Stefan Siebert is a postdoctoral fellow in the Dunn lab at Brown University and is interested in the developmental complexity of siphonophores, a group of colonial animals belonging to the Cnidaria. He is looking forward to collecting specimens for descriptive work and for the molecular characterization of colony formation.

Jamie Baldwin-Fergus
Postdoctoral Scholar
Smithsonian National Museum of Natural History

Jamie primarily studies topics relating to visual ecology.
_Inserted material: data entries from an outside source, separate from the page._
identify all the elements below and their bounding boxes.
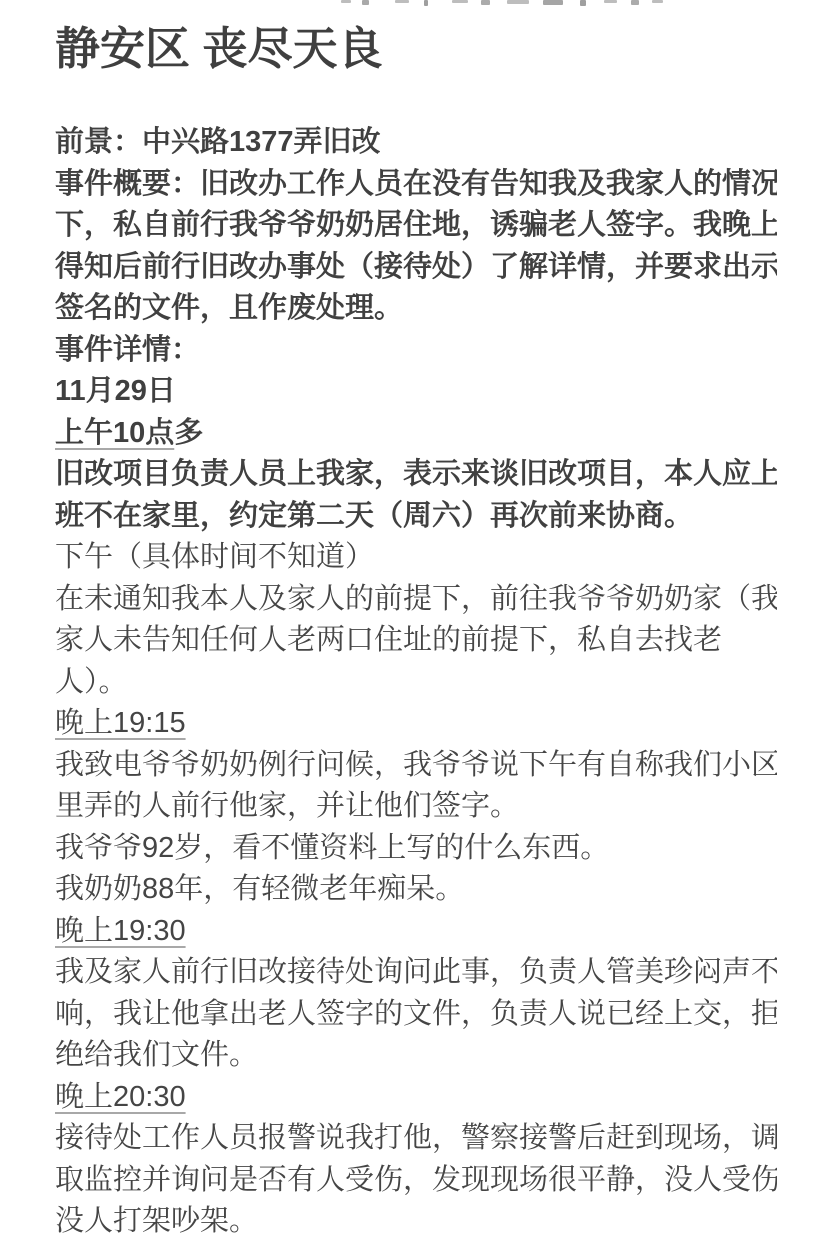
text-line-foreword: 前景：中兴路1377弄旧改 xyxy=(55,122,777,164)
underlined-time: 晚上20:30 xyxy=(55,1081,186,1113)
text-line-grandma: 我奶奶88年，有轻微老年痴呆。 xyxy=(55,869,777,911)
text-line-1930-event: 响，我让他拿出老人签字的文件，负责人说已经上交，拒 xyxy=(55,994,777,1036)
time-rest: 多 xyxy=(174,417,203,449)
text-line-afternoon-event: 家人未告知任何人老两口住址的前提下，私自去找老 xyxy=(55,620,777,662)
underlined-time: 晚上19:30 xyxy=(55,915,186,947)
text-line-summary: 事件概要：旧改办工作人员在没有告知我及我家人的情况 xyxy=(55,164,777,206)
text-line-summary: 得知后前行旧改办事处（接待处）了解详情，并要求出示 xyxy=(55,247,777,289)
text-line-afternoon-event: 人）。 xyxy=(55,662,777,704)
text-line-1915-event: 我致电爷爷奶奶例行问候，我爷爷说下午有自称我们小区 xyxy=(55,745,777,787)
text-line-afternoon-event: 在未通知我本人及家人的前提下，前往我爷爷奶奶家（我 xyxy=(55,579,777,621)
text-line-grandpa: 我爷爷92岁，看不懂资料上写的什么东西。 xyxy=(55,828,777,870)
cropped-glyph-mark xyxy=(543,0,563,5)
text-line-summary: 下，私自前行我爷爷奶奶居住地，诱骗老人签字。我晚上 xyxy=(55,205,777,247)
cropped-glyph-mark xyxy=(362,0,369,5)
cropped-glyph-mark xyxy=(652,0,663,3)
page-title: 静安区 丧尽天良 xyxy=(55,22,383,76)
cropped-glyph-mark xyxy=(580,0,586,6)
text-line-details-heading: 事件详情： xyxy=(55,330,777,372)
timestamp-2030: 晚上20:30 xyxy=(55,1077,777,1119)
text-line-date: 11月29日 xyxy=(55,371,777,413)
timestamp-afternoon: 下午（具体时间不知道） xyxy=(55,537,777,579)
timestamp-1915: 晚上19:15 xyxy=(55,703,777,745)
text-line-2030-event: 接待处工作人员报警说我打他，警察接警后赶到现场，调 xyxy=(55,1118,777,1160)
document-text: 前景：中兴路1377弄旧改 事件概要：旧改办工作人员在没有告知我及我家人的情况 … xyxy=(55,122,777,1237)
timestamp-1930: 晚上19:30 xyxy=(55,911,777,953)
cropped-glyph-mark xyxy=(604,0,617,3)
text-line-2030-event: 没人打架吵架。 xyxy=(55,1201,777,1237)
cropped-glyph-mark xyxy=(481,0,490,5)
timestamp-morning: 上午10点多 xyxy=(55,413,777,455)
cropped-top-text xyxy=(0,0,828,8)
text-line-2030-event: 取监控并询问是否有人受伤，发现现场很平静，没人受伤 xyxy=(55,1160,777,1202)
text-line-morning-event: 旧改项目负责人员上我家，表示来谈旧改项目，本人应上 xyxy=(55,454,777,496)
cropped-glyph-mark xyxy=(341,0,351,3)
cropped-glyph-mark xyxy=(452,0,468,3)
cropped-glyph-mark xyxy=(507,0,529,4)
cropped-glyph-mark xyxy=(395,0,409,3)
cropped-glyph-mark xyxy=(631,0,639,5)
text-line-morning-event: 班不在家里，约定第二天（周六）再次前来协商。 xyxy=(55,496,777,538)
underlined-time: 晚上19:15 xyxy=(55,707,186,739)
underlined-time: 上午10点 xyxy=(55,417,174,449)
text-line-summary: 签名的文件，且作废处理。 xyxy=(55,288,777,330)
text-line-1930-event: 我及家人前行旧改接待处询问此事，负责人管美珍闷声不 xyxy=(55,952,777,994)
cropped-glyph-mark xyxy=(424,0,428,6)
text-line-1930-event: 绝给我们文件。 xyxy=(55,1035,777,1077)
text-line-1915-event: 里弄的人前行他家，并让他们签字。 xyxy=(55,786,777,828)
document-page: { "page": { "title": "静安区 丧尽天良", "text_c… xyxy=(0,0,828,1237)
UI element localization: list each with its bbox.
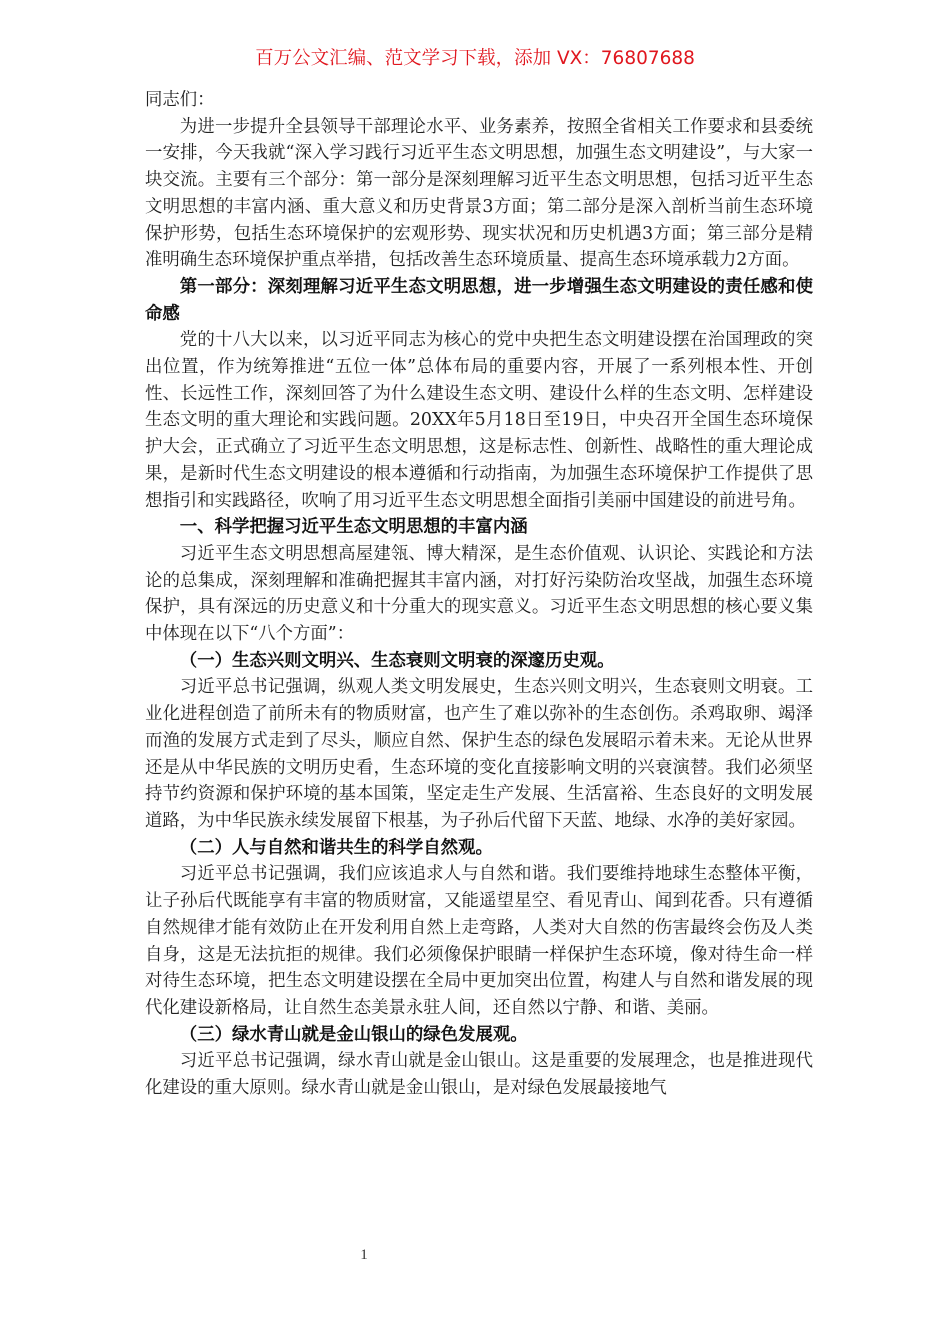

Currently, Jamie is studying how vision physiology, optical environment, and ecological associations shape visual adaptations in hyperiid amphipods. Hyperiid amphipods are small crustacean invertebrates that are abundant from the surface down to the deepest depths of the oceans, with particular abundance in the twilight zone (200-1000 m). At twilight zone depths, available light is limited to increasingly dim and blue down-welling light and bioluminescence. In this zone, the competition to see and not be seen is a matter of life or death. As a result, hyperiids have huge variation in the shapes and function of their eyes, likely an evolutionary response to the complexities of the midwater optical environment.